Introduction

In SEC v. Blockvest, Judge Gonzalo Curiel of the U.S. District Court for the Southern District of California enjoined Blockvest, LLC (“Blockvest”) from proceeding with a planned initial coin offering (ICO) of its “BLV” token. The decision follows the court’s reconsideration of its previous denial of the Securities and Exchange Commission’s (SEC) request for an injunction. Judge Curiel’s most recent decision will likely dampen hopes in the cryptocurrency industry that the courts will limit federal regulators’ oversight of new coin or token offerings absent specific action by Congress. 

The Court’s Initial Decision Denying the SEC’s Request to Enjoin ICO 

As described in Dechert’s previous update, in November 2018, the Court in Blockvest held that the SEC failed to establish that Blockvest’s pre-ICO distributions of tokens for testing purposes constituted the “sale” of a security within the meaning of the federal Securities Act of 1933. Based on this holding, the court refused to issue the preliminary injunction requested by the SEC. The decision garnered significant attention because it was the first federal court decision suggesting that a digital asset distributed in connection through an ICO may not be a security.

The Court’s Decision on Reconsideration 

Following the initial decision, the SEC moved for reconsideration. The SEC argued that the court’s ruling improperly considered the intent of particular investors to determine whether Blockvest’s sale of token was a “security,” rather than confining its analysis to the “objective nature of the investment being offered to the public.”

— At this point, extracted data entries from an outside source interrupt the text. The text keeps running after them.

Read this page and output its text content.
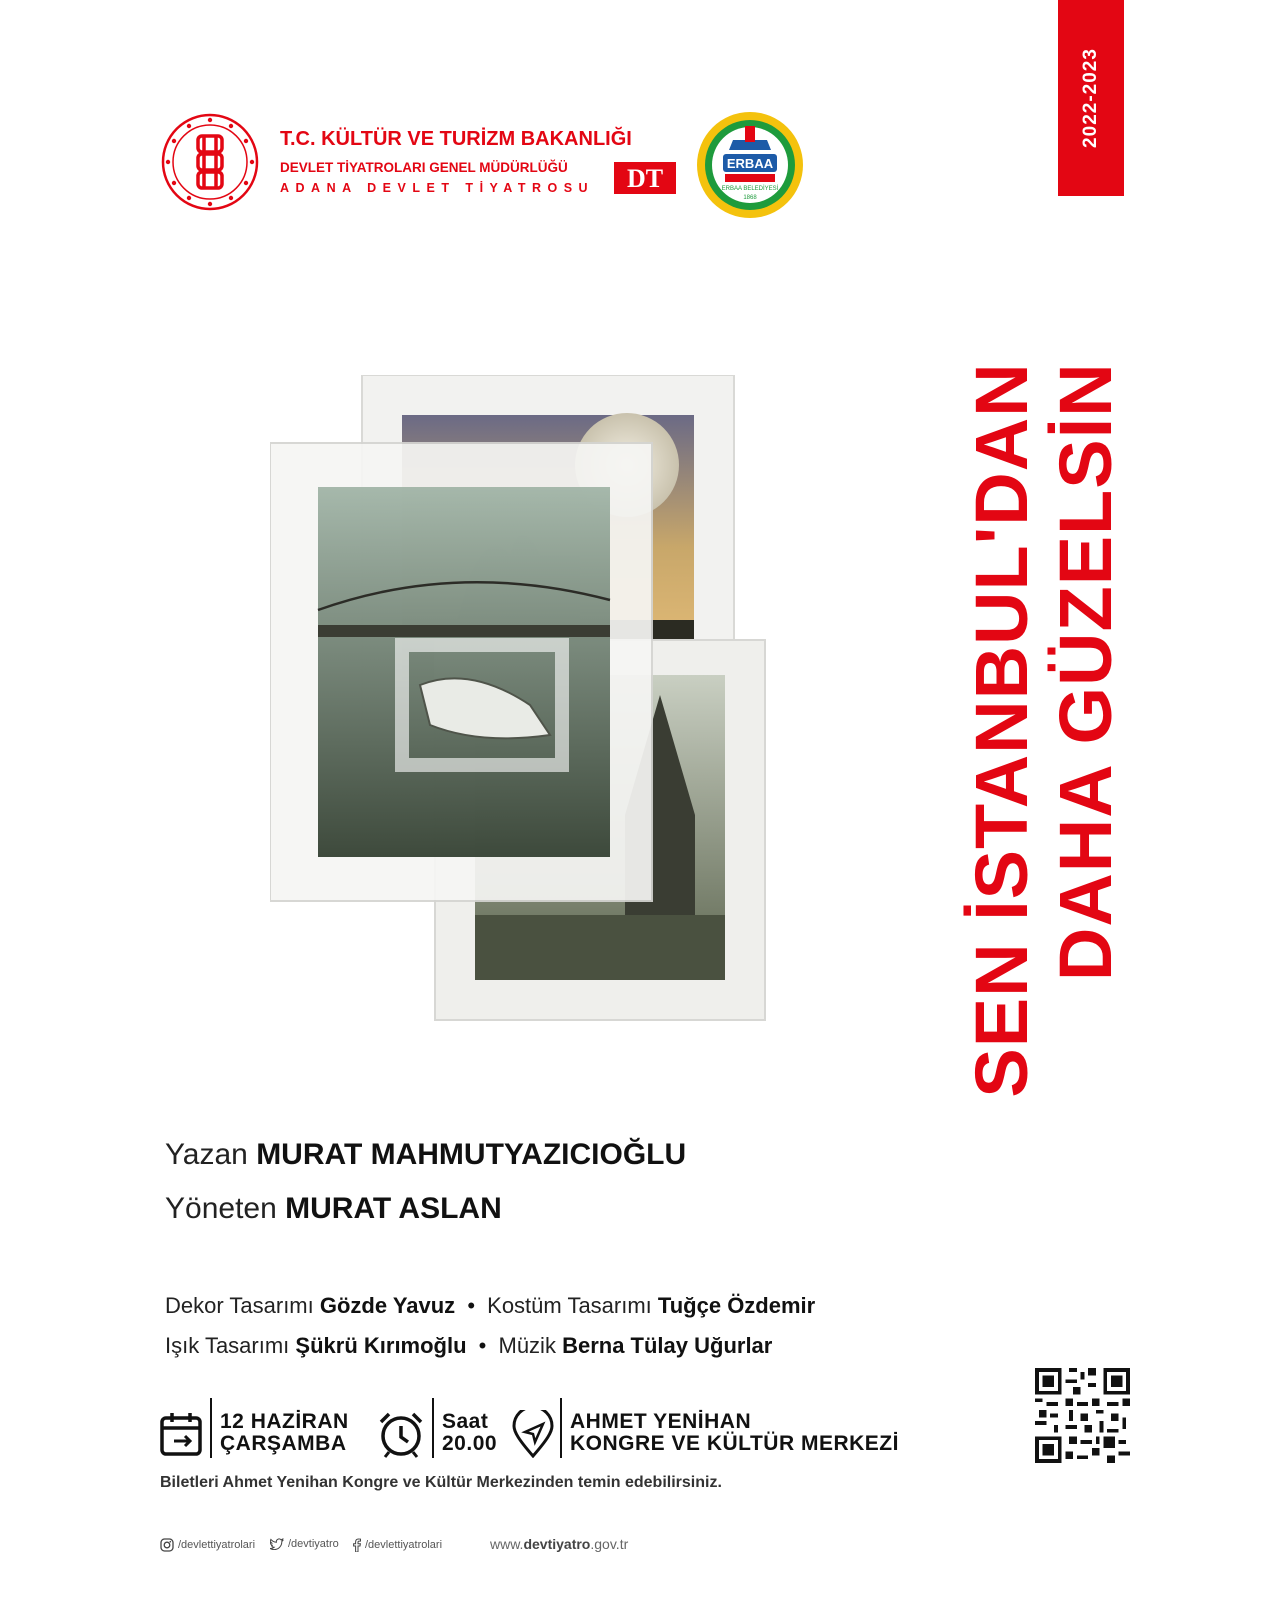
2022-2023
T.C. KÜLTÜR VE TURİZM BAKANLIĞI
DEVLET TİYATROLARI GENEL MÜDÜRLÜĞÜ
ADANA DEVLET TİYATROSU DT
ERBAA
ERBAA BELEDİYESİ
1868
SEN İSTANBUL'DAN DAHA GÜZELSİN
Yazan MURAT MAHMUTYAZICIOĞLU
Yöneten MURAT ASLAN
Dekor Tasarımı Gözde Yavuz • Kostüm Tasarımı Tuğçe Özdemir
Işık Tasarımı Şükrü Kırımoğlu • Müzik Berna Tülay Uğurlar
12 HAZİRAN
ÇARŞAMBA
Saat
20.00
AHMET YENİHAN
KONGRE VE KÜLTÜR MERKEZİ
Biletleri Ahmet Yenihan Kongre ve Kültür Merkezinden temin edebilirsiniz.
/devlettiyatrolari	/devtiyatro /devlettiyatrolari	www.devtiyatro.gov.tr
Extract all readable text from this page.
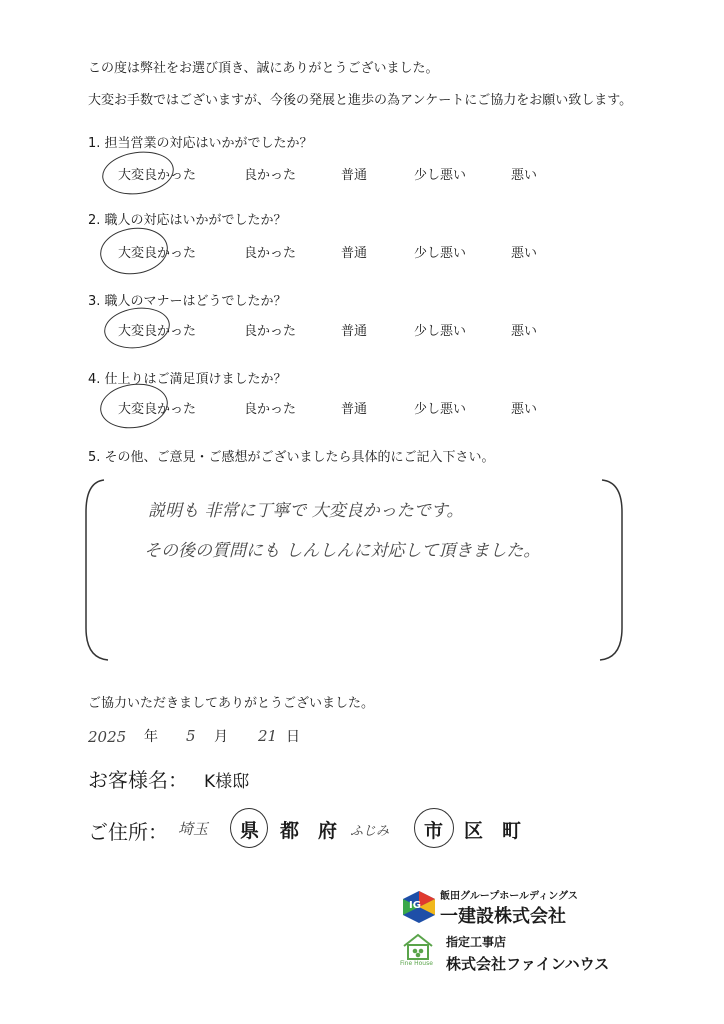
この度は弊社をお選び頂き、誠にありがとうございました。
大変お手数ではございますが、今後の発展と進歩の為アンケートにご協力をお願い致します。
1. 担当営業の対応はいかがでしたか？
大変良かった	良かった	普通	少し悪い	悪い
2. 職人の対応はいかがでしたか？
大変良かった	良かった	普通	少し悪い	悪い
3. 職人のマナーはどうでしたか？
大変良かった	良かった	普通	少し悪い	悪い
4. 仕上りはご満足頂けましたか？
大変良かった	良かった	普通	少し悪い	悪い
5. その他、ご意見・ご感想がございましたら具体的にご記入下さい。
説明も 非常に丁寧で 大変良かったです。
その後の質問にも しんしんに対応して頂きました。
ご協力いただきましてありがとうございました。
2025 年 5 月 21 日
お客様名： K様邸
ご住所： 埼玉 県 都 府 ふじみ 市 区 町
IG
飯田グループホールディングス
一建設株式会社
Fine House
指定工事店
株式会社ファインハウス
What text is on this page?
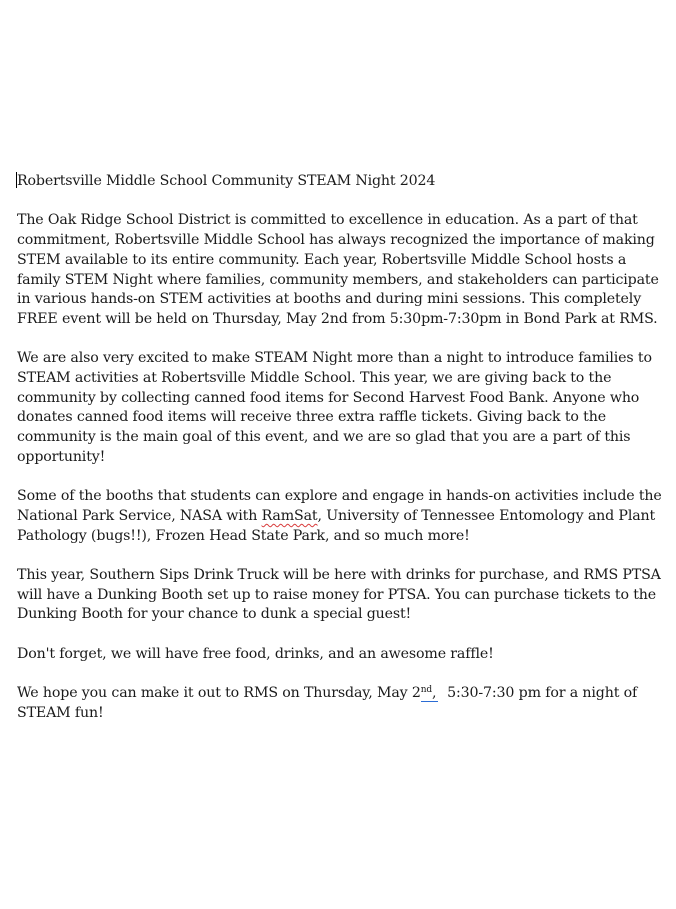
Robertsville Middle School Community STEAM Night 2024

The Oak Ridge School District is committed to excellence in education. As a part of that commitment, Robertsville Middle School has always recognized the importance of making STEM available to its entire community. Each year, Robertsville Middle School hosts a family STEM Night where families, community members, and stakeholders can participate in various hands-on STEM activities at booths and during mini sessions. This completely FREE event will be held on Thursday, May 2nd from 5:30pm-7:30pm in Bond Park at RMS.

We are also very excited to make STEAM Night more than a night to introduce families to STEAM activities at Robertsville Middle School. This year, we are giving back to the community by collecting canned food items for Second Harvest Food Bank. Anyone who donates canned food items will receive three extra raffle tickets. Giving back to the community is the main goal of this event, and we are so glad that you are a part of this opportunity!

Some of the booths that students can explore and engage in hands-on activities include the National Park Service, NASA with RamSat, University of Tennessee Entomology and Plant Pathology (bugs!!), Frozen Head State Park, and so much more!

This year, Southern Sips Drink Truck will be here with drinks for purchase, and RMS PTSA will have a Dunking Booth set up to raise money for PTSA. You can purchase tickets to the Dunking Booth for your chance to dunk a special guest!

Don't forget, we will have free food, drinks, and an awesome raffle!

We hope you can make it out to RMS on Thursday, May 2nd,  5:30-7:30 pm for a night of STEAM fun!
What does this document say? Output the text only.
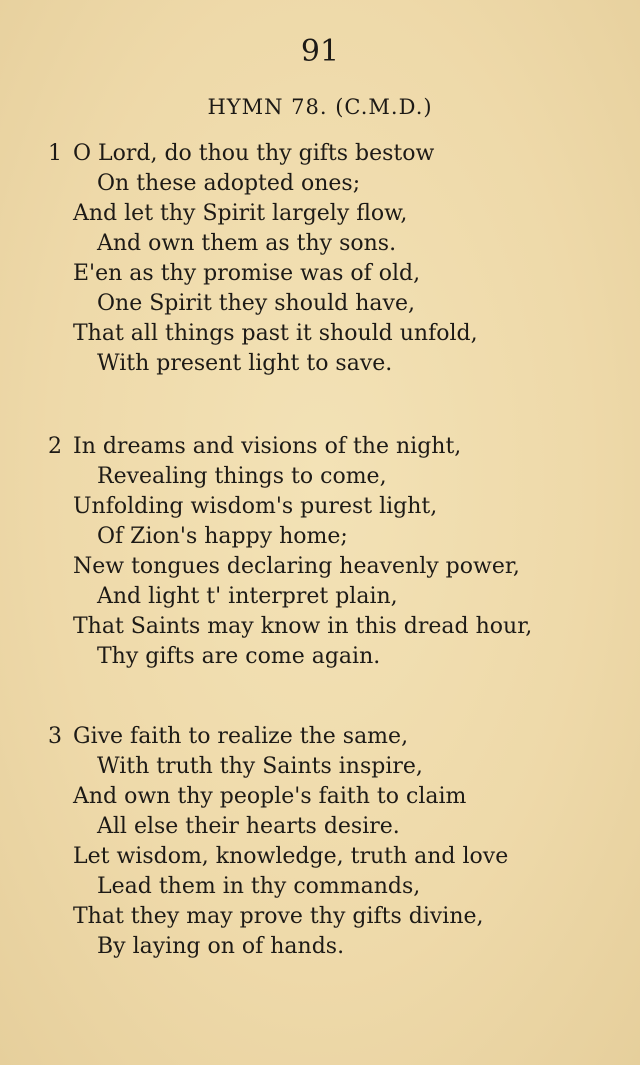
91
HYMN 78. (C.M.D.)
1 O Lord, do thou thy gifts bestow
On these adopted ones;
And let thy Spirit largely flow,
And own them as thy sons.
E'en as thy promise was of old,
One Spirit they should have,
That all things past it should unfold,
With present light to save.
2 In dreams and visions of the night,
Revealing things to come,
Unfolding wisdom's purest light,
Of Zion's happy home;
New tongues declaring heavenly power,
And light t' interpret plain,
That Saints may know in this dread hour,
Thy gifts are come again.
3 Give faith to realize the same,
With truth thy Saints inspire,
And own thy people's faith to claim
All else their hearts desire.
Let wisdom, knowledge, truth and love
Lead them in thy commands,
That they may prove thy gifts divine,
By laying on of hands.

Upon reconsideration, the Court agreed with the SEC in part. The court upheld its prior finding that disputed issues of fact concerning whether the actual securities in connection with its pre-ICO test phase prevented a determination that it had actually sold securities to investors within the meaning of the Supreme Court’s seminal decision in SEC v. W.J. Howey Co. However, the court agreed that it had overlooked the SEC’s argument that Blockvest’s website, whitepaper, and social media posts constituted “offer[s]” of “unregistered securities” in violation of the Securities Act. Applying the Howey factors to the contemplated ICO described on the Blockvest website, whitepaper, and social media posts, the Court determined that Blockvest impermissibly offered to sell “securities” to the public and granted the SEC’s requested injunction.

Blockvest argued that its website, whitepaper, and social media posts could not have been offers to sell securities, regardless of the application of the Howey factors to the investments they described, because they did not make an offer for the sale of a security with the “manifestation of intent to be bound” to sell securities, as would be required to constitute an “offer” under California contract law. The Court rejected this argument, holding that the meaning of the term “offer” in the Securities Act has “a ‘different and far broader’ meaning than [the term has] in contract law.” Applying precedent from the U.S. Court of Appeals from the Ninth Circuit and the U.S. District Court for the Southern District of New York, Judge Curiel held that Blockvest’s website, white paper, and marketing materials contained “offers” to sell securities.

Impact of the Decision 

Like the prior decision in this case, Judge Curiel’s decision on the SEC’s motion for reconsideration is not a final disposition on the merits. As a technical matter, Judge Curiel only held that the SEC “has presented a prima facie showing of previous violations” of the Securities Act. However, as a practical matter, the court’s decision left little room for Blockvest to offer evidence that could rebut the SEC’s prima facie showing. Moreover, the court suggested that its assessment of Blockvest’s credibility will be heavily influenced by the past misrepresentations on Blockvest’s website about its coins being registered with regulators, including the fictitious Blockchain Exchange Commission, Blockvest’s attempts to file documents without its counsel’s authorization that did not comply with Rule 11 of the Federal Rules of Civil Procedure, and the withdrawal of Blockvest’s counsel following its prior decision. Taken together, these factors will make it difficult for Blockvest to ultimately prevail on the merits.